Siz yıllardır bölgenizde böyle anormal hava durumu gördünüz mü?
Bendeniz de görmedim.
Bakın son aylarda önümüzdeki günlerde, aylarda olacakları yazdım.
Ama sadece bizde değil tüm dünyada hava şartları anormal şekilde değişimler göstermeye başladı.
Antalya'da hızı saatte 155 km olan rüzgar esti, yağan yağmurlar dehşet verici olunca her yeri seller bastı.
Dalgaların seviyeleri yükselince dövdüğü sahilerde korkunç görüntüler oluşturdu.

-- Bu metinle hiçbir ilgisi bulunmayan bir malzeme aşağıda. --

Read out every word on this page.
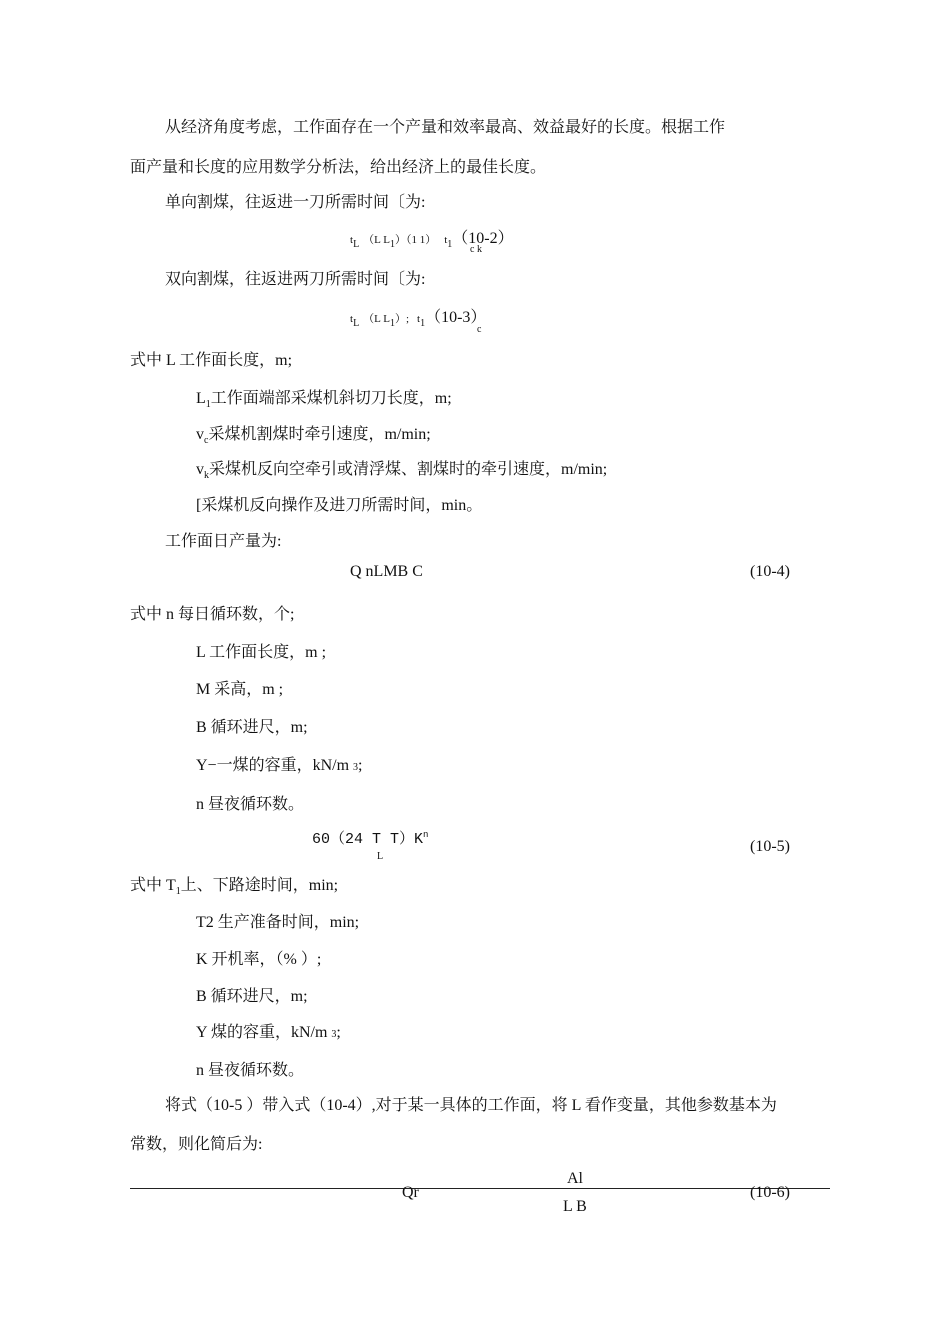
从经济角度考虑，工作面存在一个产量和效率最高、效益最好的长度。根据工作
面产量和长度的应用数学分析法，给出经济上的最佳长度。
单向割煤，往返进一刀所需时间〔为:
$t_L$ （L $L_1)(1$ 1） $t_1(10-2)$
c k
双向割煤，往返进两刀所需时间〔为:
$t_L$ （L $L_1$）; $t_1(10-3)$
c
式中 L 工作面长度，m;
$L_1$工作面端部采煤机斜切刀长度，m;
$v_c$采煤机割煤时牵引速度，m/min;
$v_k$采煤机反向空牵引或清浮煤、割煤时的牵引速度，m/min;
[采煤机反向操作及进刀所需时间，min。
工作面日产量为:
Q nLMB C	(10-4)
式中 n 每日循环数，个;
L 工作面长度，m ;
M 采高，m ;
B 循环进尺，m;
Y−一煤的容重，kN/m 3;
n 昼夜循环数。
60（24 T $T)K^n$
L
(10-5)
式中 $T_1$上、下路途时间，min;
T2 生产准备时间，min;
K 开机率，（% ）;
B 循环进尺，m;
Y 煤的容重，kN/m 3;
n 昼夜循环数。
将式（10-5 ）带入式（10-4）,对于某一具体的工作面，将 L 看作变量，其他参数基本为
常数，则化简后为:
Al
Qr	(10-6)
L B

Sadece bu bölge değil, hemen hemen tüm yurdumuzda yağışlar devasa arttı.
İzmir ilimizde son 51 yıldır görülmemiş soğuk hava ölçümü yapıldı -7 olarak.
Sıcaklara alışık İzmirli soğuklar yüzünden evlere kapanırken, yüksek yerlere kar yağdı.

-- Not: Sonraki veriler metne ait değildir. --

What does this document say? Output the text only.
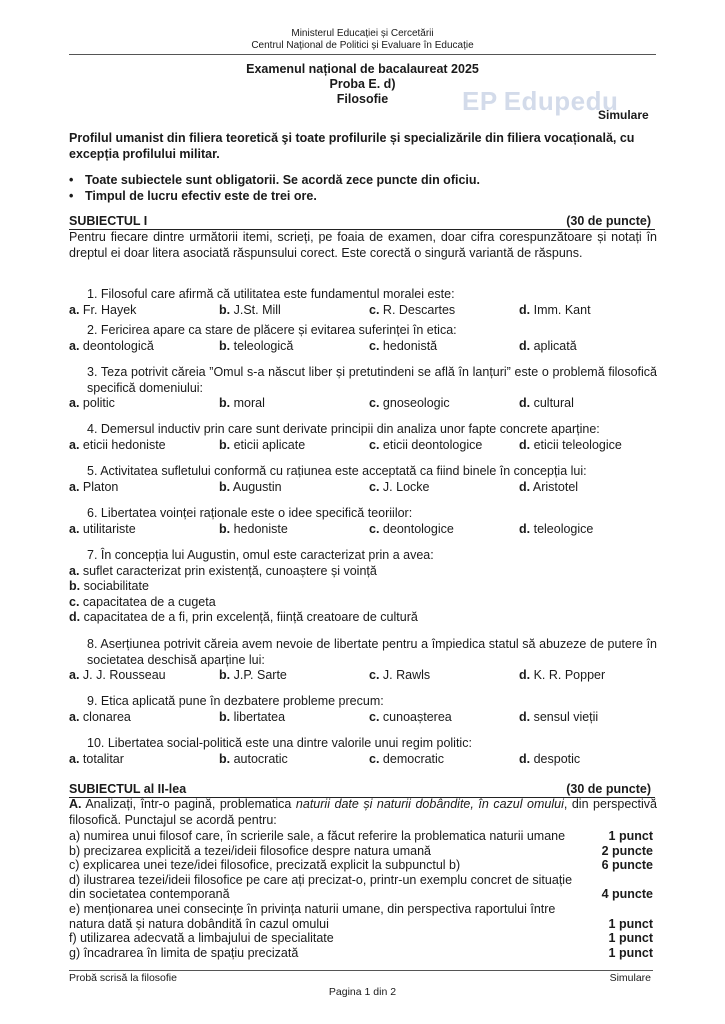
Ministerul Educației și Cercetării
Centrul Național de Politici și Evaluare în Educație
Examenul național de bacalaureat 2025
Proba E. d)
Filosofie	EP Edupedu
Simulare
Profilul umanist din filiera teoretică şi toate profilurile și specializările din filiera vocațională, cu excepția profilului militar.
• Toate subiectele sunt obligatorii. Se acordă zece puncte din oficiu.
• Timpul de lucru efectiv este de trei ore.
SUBIECTUL I	(30 de puncte)
Pentru fiecare dintre următorii itemi, scrieți, pe foaia de examen, doar cifra corespunzătoare și notați în dreptul ei doar litera asociată răspunsului corect. Este corectă o singură variantă de răspuns.
1. Filosoful care afirmă că utilitatea este fundamentul moralei este:
a. Fr. Hayek	b. J.St. Mill	c. R. Descartes	d. Imm. Kant
2. Fericirea apare ca stare de plăcere și evitarea suferinței în etica:
a. deontologică	b. teleologică	c. hedonistă	d. aplicată
3. Teza potrivit căreia ”Omul s-a născut liber și pretutindeni se află în lanțuri” este o problemă filosofică specifică domeniului:
a. politic	b. moral	c. gnoseologic	d. cultural
4. Demersul inductiv prin care sunt derivate principii din analiza unor fapte concrete aparține:
a. eticii hedoniste	b. eticii aplicate	c. eticii deontologice	d. eticii teleologice
5. Activitatea sufletului conformă cu rațiunea este acceptată ca fiind binele în concepția lui:
a. Platon	b. Augustin	c. J. Locke	d. Aristotel
6. Libertatea voinței raționale este o idee specifică teoriilor:
a. utilitariste	b. hedoniste	c. deontologice	d. teleologice
7. În concepția lui Augustin, omul este caracterizat prin a avea:
a. suflet caracterizat prin existență, cunoaștere și voință
b. sociabilitate
c. capacitatea de a cugeta
d. capacitatea de a fi, prin excelență, ființă creatoare de cultură
8. Aserțiunea potrivit căreia avem nevoie de libertate pentru a împiedica statul să abuzeze de putere în societatea deschisă aparține lui:
a. J. J. Rousseau	b. J.P. Sarte	c. J. Rawls	d. K. R. Popper
9. Etica aplicată pune în dezbatere probleme precum:
a. clonarea	b. libertatea	c. cunoașterea	d. sensul vieții
10. Libertatea social-politică este una dintre valorile unui regim politic:
a. totalitar	b. autocratic	c. democratic	d. despotic
SUBIECTUL al II-lea	(30 de puncte)
A. Analizați, într-o pagină, problematica naturii date și naturii dobândite, în cazul omului, din perspectivă filosofică. Punctajul se acordă pentru:
a) numirea unui filosof care, în scrierile sale, a făcut referire la problematica naturii umane	1 punct
b) precizarea explicită a tezei/ideii filosofice despre natura umană	2 puncte
c) explicarea unei teze/idei filosofice, precizată explicit la subpunctul b)	6 puncte
d) ilustrarea tezei/ideii filosofice pe care ați precizat-o, printr-un exemplu concret de situație din societatea contemporană	4 puncte
e) menționarea unei consecințe în privința naturii umane, din perspectiva raportului între natura dată și natura dobândită în cazul omului	1 punct
f) utilizarea adecvată a limbajului de specialitate	1 punct
g) încadrarea în limita de spațiu precizată	1 punct
Probă scrisă la filosofie	Simulare
Pagina 1 din 2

Kısaca biz İstanbul, Ankara ve Kuzey Karadeniz Dağları'nın kuzeyinin ılıman, güneyinin çöl iklimini yaşamaya başlayacak diye açıklamıştık.
Bu açıklamamız tüm ulusal medyada aynen kullanıldı.
Yaz geldiğinde korkunç çöl sıcaklarını tekrar yaşayacağımız kesindir.
İşte o çöl sıcakları sadece ülkemizde değil tüm dünyada artarak sürmektedir.
Bu sıcaklar yüzünden korkunç bir buharlaşma kutuplarda buzulları eritmeye devam ederken, denizler, okyanuslar, akarsular, göller buna katkıda bulunmaktadır.
İşte o bulutlar havada aşırı birikerek, güneş ışınlarını yatay alan ve soğuyan bölgelerde bol yağışlara neden olmaktadır.
Buharlaşma ve yağış buna sebep nedir?
Atmosferde biriken ve sera etkisi yapan karbon gazları.
Güneşle, dünya arasına girerek yeryüzündeki buharlaşmaya neden olmaktadır.
Siz hiç yurdumuzda hortum duydunuz, gördünüz mü?
Hep okyanus kıyısı bölgelerde duyardık hortumları, şimdi her yerde görülüyorlar.
Bu sıcaklar devam ettiği müddetçe, yeryüzü daha da ısınacak, buharlaşma daha da artacak ve dünyamız hiç olmadığı kadar yağışlara teslim olmaya başlayacaktır diyoruz.
İşte bu yağışlar deniz kıyılarına yakın yerleri, düz ovaları, dere yataklarını önüne katıp götürecektir.
Bu yağışlardan daha az etkilenmek için yüksek ve su tutmayacak meyilli arazilerde yaşamak zorunda kalacağız.
Ancak toprak kaymaları ve erozyon yani verimli toprakların tutulması adına her yere dayanıklı köklere sahip ağaçları dikmemiz şarttır.
Yağışlar böyle kalmayacağına göre devlet her bölgede oluşan ve her yağışta biraz daha su seviyesini artıran sellere karşı çalışmaları başlatarak bir plan dahilinde bu yerleşim değişiklerini hayata geçirmek zorundadır.
Aksine durumda devasa artacak seller yüksek can kayıplarının yaşanmasına yol açacaktır.
Kısaca kıyamete adım adım giderken sellerin su seviyeleri 20-30 metreleri önümüzdeki günlerde, aylarda, yıllarda görmeye başlayacaktır diye yetkilileri göreve çağırıyoruz.
İnsanoğlu çevreyi kirletirken, ağaçları keserken, Atmosferdeki karbon gazlarının sürekli artması ile felaketleri bir bir, bölge bölge yaşamaya başlayacaktır diye uyarıyoruz.